Department of Geography, University of California Santa Barbara (UCSB), Santa Barbara, CA 93106, USA.
Int J Environ Res Public Health. 2020 Jun 12;17(12):4204. doi: 10.3390/ijerph17124204.
Prediction of the COVID-19 incidence rate is a matter of global importance, particularly in the United States. As of 4 June 2020, more than 1.8 million confirmed cases and over 108 thousand deaths have been reported in this country. Few studies have examined nationwide modeling of COVID-19 incidence in the United States particularly using machine-learning algorithms. Thus, we collected and prepared a database of 57 candidate explanatory variables to examine the performance of multilayer perceptron (MLP) neural network in predicting the cumulative COVID-19 incidence rates across the continental United States. Our results indicated that a single-hidden-layer MLP could explain almost 65% of the correlation with ground truth for the holdout samples. Sensitivity analysis conducted on this model showed that the age-adjusted mortality rates of ischemic heart disease, pancreatic cancer, and leukemia, together with two socioeconomic and environmental factors (median household income and total precipitation), are among the most substantial factors for predicting COVID-19 incidence rates. Moreover, results of the logistic regression model indicated that these variables could explain the presence/absence of the hotspots of disease incidence that were identified by Getis-Ord Gi* ( < 0.05) in a geographic information system environment. The findings may provide useful insights for public health decision makers regarding the influence of potential risk factors associated with the COVID-19 incidence at the county level.
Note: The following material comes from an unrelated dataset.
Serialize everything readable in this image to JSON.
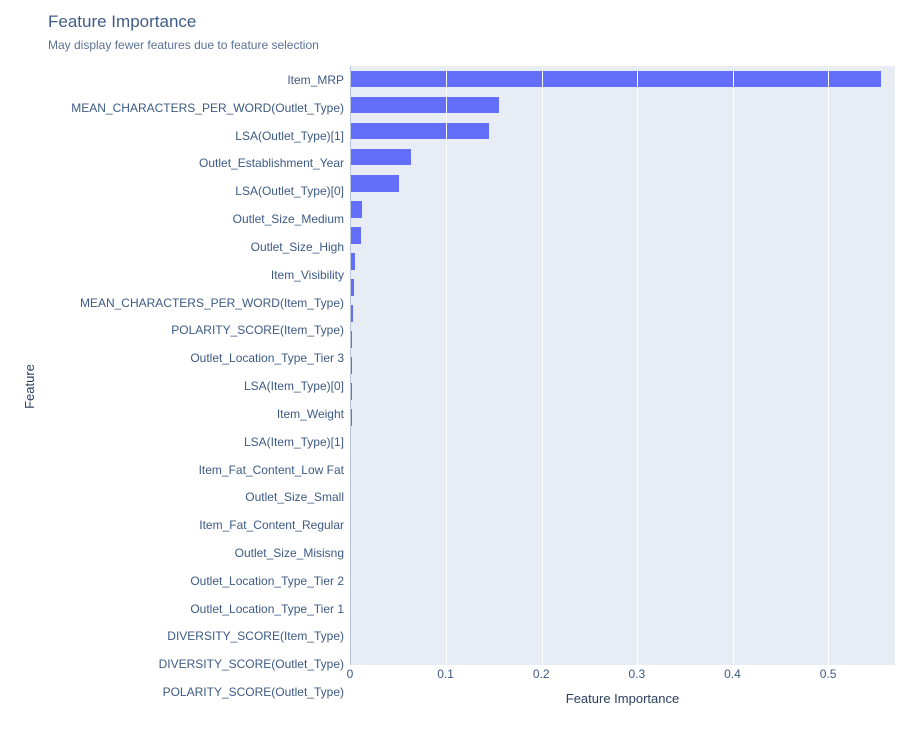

预测 COVID-19 发病率是一个具有全球重要性的问题,尤其是在美国。截至 2020 年 6 月 4 日,该国报告的确诊病例超过 180 万例,死亡病例超过 10.8 万例。很少有研究使用机器学习算法对美国全国范围内的 COVID-19 发病率进行建模。因此,我们收集并准备了一个包含 57 个候选解释变量的数据库,以检查多层感知器 (MLP) 神经网络在预测整个美国大陆 COVID-19 累积发病率方面的性能。我们的结果表明,单个隐藏层 MLP 可以解释留一法样本中与真实数据之间的相关性的近 65%。对该模型进行的敏感性分析表明,调整年龄后的缺血性心脏病、胰腺癌和白血病的死亡率,以及两个社会经济和环境因素(家庭中位数收入和总降水量),是预测 COVID-19 发病率的最重要因素之一。此外,逻辑回归模型的结果表明,这些变量可以解释地理信息系统环境中 Getis-Ord Gi*(<0.05)识别出的疾病发病率热点的存在/不存在。这些发现可能为公共卫生决策者提供有关与 COVID-19 发病率相关的潜在风险因素在县一级的影响的有用见解。